At a hearing on Dec. 4 at the federal courthouse in downtown Portland, I sat in disbelief as lawyers for PGE argued a false narrative around Grand Ronde wanting exclusive access to the falls. I was appalled to hear their lawyers dismiss Willamette Falls as nothing more than “this rock area in the middle of the river.” Appalled is actually an understatement.

But what is Willamette Falls to Oregonians like me? Willamette Falls is the second largest waterfall by volume in the United States and an amazing natural icon that has helped define our state. It’s where Lewis and Clark met the Clowwewalla (Willamette band of Tumwaters) and the Kosh-huk-shix Village of Clackamas people. Its waters powered Oregon’s earliest economies and greeted families hoping for a better life at the end of the Oregon Trail.

But not everyone sees it that way. To PGE, this “rock area in the middle of the river” is worth a mere $150,000.

Unfortunately, this significance seems to be lost on a lot of people because at the same hearing, the state of Oregon made it clear that it is not interested in fighting to keep this public treasure. Grand Ronde stood alone in its legal defense, fighting to maintain public and tribal access to the falls. The state seems more than willing to hand over Willamette Falls to PGE without regard for the devastating loss to Oregon’s citizens.

The state needs to step up to protect Willamette Falls from corporate greed, not offer it up for pennies. What’s next, Oregon? Our public beaches? Haystack Rock? The Painted Hills?

If PGE is successful, not only will the Tribe’s access to our ceremonial fishing platform be blocked and a culturally important tradition ended, but access for everyone, from kayakers who paddle up to the falls to the lamprey fishers and even other Tribes, will be cut off. One of Oregon’s true natural wonders will no longer be Oregon’s.

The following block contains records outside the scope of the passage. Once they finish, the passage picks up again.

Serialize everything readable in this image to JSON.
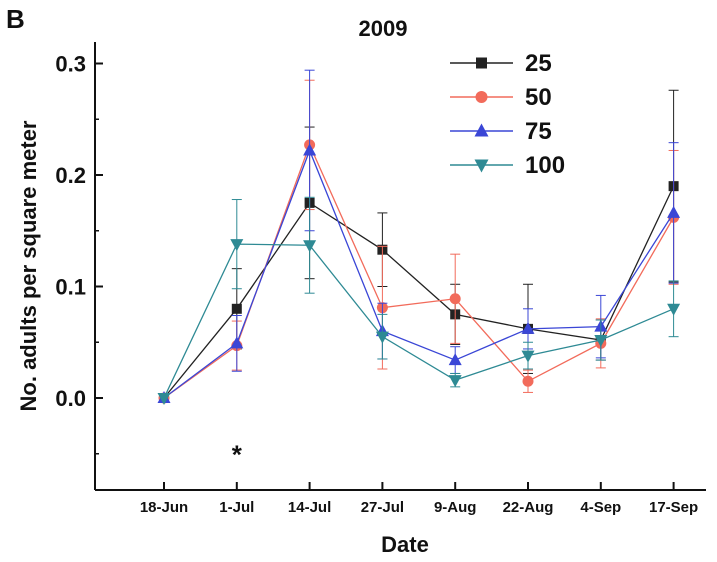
{
  "panel_label": "B",
  "chart_data": {
    "type": "line",
    "title": "2009",
    "xlabel": "Date",
    "ylabel": "No. adults per square meter",
    "categories": [
      "18-Jun",
      "1-Jul",
      "14-Jul",
      "27-Jul",
      "9-Aug",
      "22-Aug",
      "4-Sep",
      "17-Sep"
    ],
    "ylim": [
      -0.08,
      0.32
    ],
    "yticks": [
      "0.0",
      "0.1",
      "0.2",
      "0.3"
    ],
    "grid": false,
    "legend_position": "top-right",
    "annotations": [
      {
        "text": "*",
        "category": "1-Jul",
        "y": -0.048
      }
    ],
    "series": [
      {
        "name": "25",
        "color": "#222222",
        "marker": "square",
        "values": [
          0.0,
          0.08,
          0.175,
          0.133,
          0.075,
          0.062,
          0.052,
          0.19
        ],
        "errors": [
          0.0,
          0.036,
          0.068,
          0.033,
          0.027,
          0.04,
          0.018,
          0.086
        ]
      },
      {
        "name": "50",
        "color": "#f26b5b",
        "marker": "circle",
        "values": [
          0.0,
          0.047,
          0.227,
          0.081,
          0.089,
          0.015,
          0.049,
          0.162
        ],
        "errors": [
          0.0,
          0.022,
          0.058,
          0.055,
          0.04,
          0.01,
          0.022,
          0.06
        ]
      },
      {
        "name": "75",
        "color": "#3a46d6",
        "marker": "triangle-up",
        "values": [
          0.0,
          0.049,
          0.222,
          0.06,
          0.034,
          0.062,
          0.064,
          0.166
        ],
        "errors": [
          0.0,
          0.025,
          0.072,
          0.025,
          0.012,
          0.018,
          0.028,
          0.063
        ]
      },
      {
        "name": "100",
        "color": "#2e8a94",
        "marker": "triangle-down",
        "values": [
          0.0,
          0.138,
          0.137,
          0.055,
          0.016,
          0.038,
          0.052,
          0.08
        ],
        "errors": [
          0.0,
          0.04,
          0.043,
          0.02,
          0.006,
          0.012,
          0.018,
          0.025
        ]
      }
    ]
  }
}
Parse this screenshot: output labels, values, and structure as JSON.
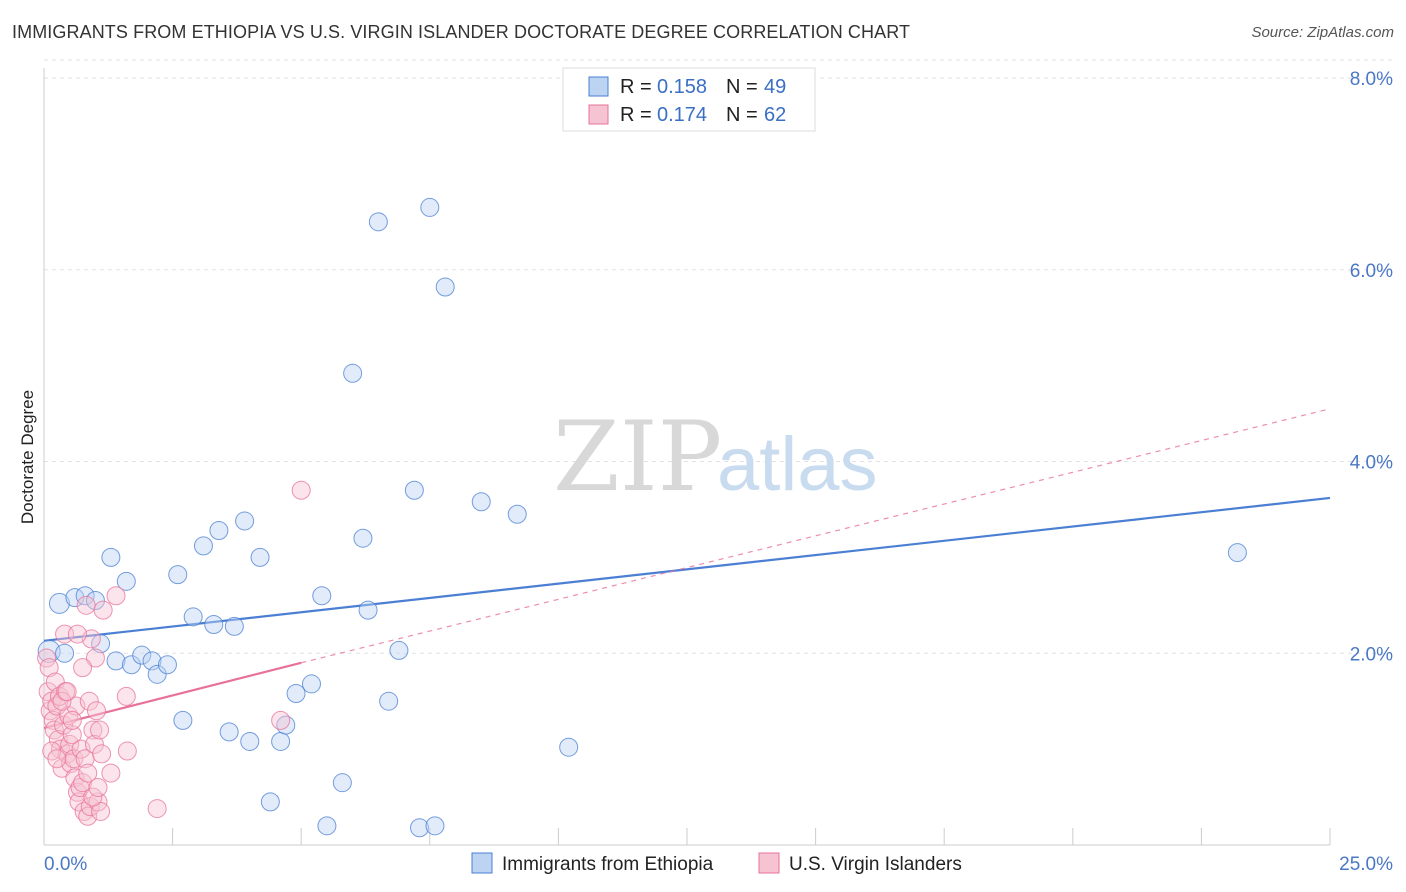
{
  "header": {
    "title": "IMMIGRANTS FROM ETHIOPIA VS U.S. VIRGIN ISLANDER DOCTORATE DEGREE CORRELATION CHART",
    "source": "Source: ZipAtlas.com"
  },
  "watermark": {
    "part1": "ZIP",
    "part2": "atlas"
  },
  "chart_data": {
    "type": "scatter",
    "ylabel": "Doctorate Degree",
    "xlim": [
      0,
      25
    ],
    "ylim": [
      0,
      8
    ],
    "x_tick_labels": [
      "0.0%",
      "25.0%"
    ],
    "y_ticks": [
      2,
      4,
      6,
      8
    ],
    "y_tick_labels": [
      "2.0%",
      "4.0%",
      "6.0%",
      "8.0%"
    ],
    "colors": {
      "series1": "#4a7fd4",
      "series2": "#e8719a",
      "fill1": "#bcd3f1",
      "fill2": "#f6c3d3"
    },
    "legend": [
      {
        "r_label": "R =",
        "r": "0.158",
        "n_label": "N =",
        "n": "49"
      },
      {
        "r_label": "R =",
        "r": "0.174",
        "n_label": "N =",
        "n": "62"
      }
    ],
    "series": [
      {
        "name": "Immigrants from Ethiopia",
        "trend": {
          "x0": 0,
          "y0": 2.13,
          "x1": 25,
          "y1": 3.62,
          "dashed_to": null
        },
        "points": [
          [
            0.1,
            2.02,
            11
          ],
          [
            0.3,
            2.52,
            10
          ],
          [
            0.4,
            2.0,
            9
          ],
          [
            0.6,
            2.58,
            9
          ],
          [
            0.8,
            2.6,
            9
          ],
          [
            1.0,
            2.55,
            9
          ],
          [
            1.1,
            2.1,
            9
          ],
          [
            1.3,
            3.0,
            9
          ],
          [
            1.4,
            1.92,
            9
          ],
          [
            1.6,
            2.75,
            9
          ],
          [
            1.7,
            1.88,
            9
          ],
          [
            1.9,
            1.98,
            9
          ],
          [
            2.1,
            1.92,
            9
          ],
          [
            2.2,
            1.78,
            9
          ],
          [
            2.4,
            1.88,
            9
          ],
          [
            2.6,
            2.82,
            9
          ],
          [
            2.7,
            1.3,
            9
          ],
          [
            2.9,
            2.38,
            9
          ],
          [
            3.1,
            3.12,
            9
          ],
          [
            3.3,
            2.3,
            9
          ],
          [
            3.4,
            3.28,
            9
          ],
          [
            3.6,
            1.18,
            9
          ],
          [
            3.7,
            2.28,
            9
          ],
          [
            3.9,
            3.38,
            9
          ],
          [
            4.0,
            1.08,
            9
          ],
          [
            4.2,
            3.0,
            9
          ],
          [
            4.4,
            0.45,
            9
          ],
          [
            4.6,
            1.08,
            9
          ],
          [
            4.7,
            1.25,
            9
          ],
          [
            4.9,
            1.58,
            9
          ],
          [
            5.2,
            1.68,
            9
          ],
          [
            5.4,
            2.6,
            9
          ],
          [
            5.5,
            0.2,
            9
          ],
          [
            5.8,
            0.65,
            9
          ],
          [
            6.0,
            4.92,
            9
          ],
          [
            6.2,
            3.2,
            9
          ],
          [
            6.3,
            2.45,
            9
          ],
          [
            6.5,
            6.5,
            9
          ],
          [
            6.7,
            1.5,
            9
          ],
          [
            6.9,
            2.03,
            9
          ],
          [
            7.2,
            3.7,
            9
          ],
          [
            7.3,
            0.18,
            9
          ],
          [
            7.5,
            6.65,
            9
          ],
          [
            7.6,
            0.2,
            9
          ],
          [
            7.8,
            5.82,
            9
          ],
          [
            8.5,
            3.58,
            9
          ],
          [
            9.2,
            3.45,
            9
          ],
          [
            10.2,
            1.02,
            9
          ],
          [
            23.2,
            3.05,
            9
          ]
        ]
      },
      {
        "name": "U.S. Virgin Islanders",
        "trend": {
          "x0": 0,
          "y0": 1.22,
          "x1": 5.0,
          "y1": 1.9,
          "dash_x1": 25,
          "dash_y1": 4.55
        },
        "points": [
          [
            0.05,
            1.95,
            9
          ],
          [
            0.08,
            1.6,
            9
          ],
          [
            0.1,
            1.85,
            9
          ],
          [
            0.12,
            1.4,
            9
          ],
          [
            0.15,
            1.5,
            9
          ],
          [
            0.18,
            1.3,
            9
          ],
          [
            0.2,
            1.2,
            9
          ],
          [
            0.22,
            1.7,
            9
          ],
          [
            0.25,
            1.45,
            9
          ],
          [
            0.28,
            1.1,
            9
          ],
          [
            0.3,
            1.55,
            9
          ],
          [
            0.32,
            1.0,
            9
          ],
          [
            0.35,
            0.8,
            9
          ],
          [
            0.38,
            1.25,
            9
          ],
          [
            0.4,
            2.2,
            9
          ],
          [
            0.42,
            1.6,
            9
          ],
          [
            0.45,
            0.95,
            9
          ],
          [
            0.48,
            1.35,
            9
          ],
          [
            0.5,
            1.05,
            9
          ],
          [
            0.52,
            0.85,
            9
          ],
          [
            0.55,
            1.15,
            9
          ],
          [
            0.58,
            0.9,
            9
          ],
          [
            0.6,
            0.7,
            9
          ],
          [
            0.62,
            1.45,
            9
          ],
          [
            0.65,
            0.55,
            9
          ],
          [
            0.68,
            0.45,
            9
          ],
          [
            0.7,
            0.6,
            9
          ],
          [
            0.72,
            1.0,
            9
          ],
          [
            0.75,
            0.65,
            9
          ],
          [
            0.78,
            0.35,
            9
          ],
          [
            0.8,
            0.9,
            9
          ],
          [
            0.82,
            2.5,
            9
          ],
          [
            0.85,
            0.3,
            9
          ],
          [
            0.88,
            1.5,
            9
          ],
          [
            0.9,
            0.4,
            9
          ],
          [
            0.92,
            2.15,
            9
          ],
          [
            0.95,
            1.2,
            9
          ],
          [
            0.98,
            1.05,
            9
          ],
          [
            1.0,
            1.95,
            9
          ],
          [
            1.02,
            1.4,
            9
          ],
          [
            1.05,
            0.45,
            9
          ],
          [
            1.08,
            1.2,
            9
          ],
          [
            1.1,
            0.35,
            9
          ],
          [
            1.12,
            0.95,
            9
          ],
          [
            1.15,
            2.45,
            9
          ],
          [
            1.3,
            0.75,
            9
          ],
          [
            1.4,
            2.6,
            9
          ],
          [
            1.6,
            1.55,
            9
          ],
          [
            1.62,
            0.98,
            9
          ],
          [
            2.2,
            0.38,
            9
          ],
          [
            4.6,
            1.3,
            9
          ],
          [
            5.0,
            3.7,
            9
          ],
          [
            0.15,
            0.98,
            9
          ],
          [
            0.25,
            0.9,
            9
          ],
          [
            0.35,
            1.5,
            9
          ],
          [
            0.45,
            1.6,
            9
          ],
          [
            0.55,
            1.3,
            9
          ],
          [
            0.65,
            2.2,
            9
          ],
          [
            0.75,
            1.85,
            9
          ],
          [
            0.85,
            0.75,
            9
          ],
          [
            0.95,
            0.5,
            9
          ],
          [
            1.05,
            0.6,
            9
          ]
        ]
      }
    ]
  }
}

While losing the right to fish for ceremonial salmon at Willamette Falls would be a huge personal and cultural loss, the larger tragedy is that such a storied part of Oregon’s history and landscape could end up in the hands of the very same for-profit company that has played a huge role in nearly destroying it.

Willamette Falls is an Oregon gem. It deserves to be protected and revered. And it belongs to all of us who know what its true value really is: priceless.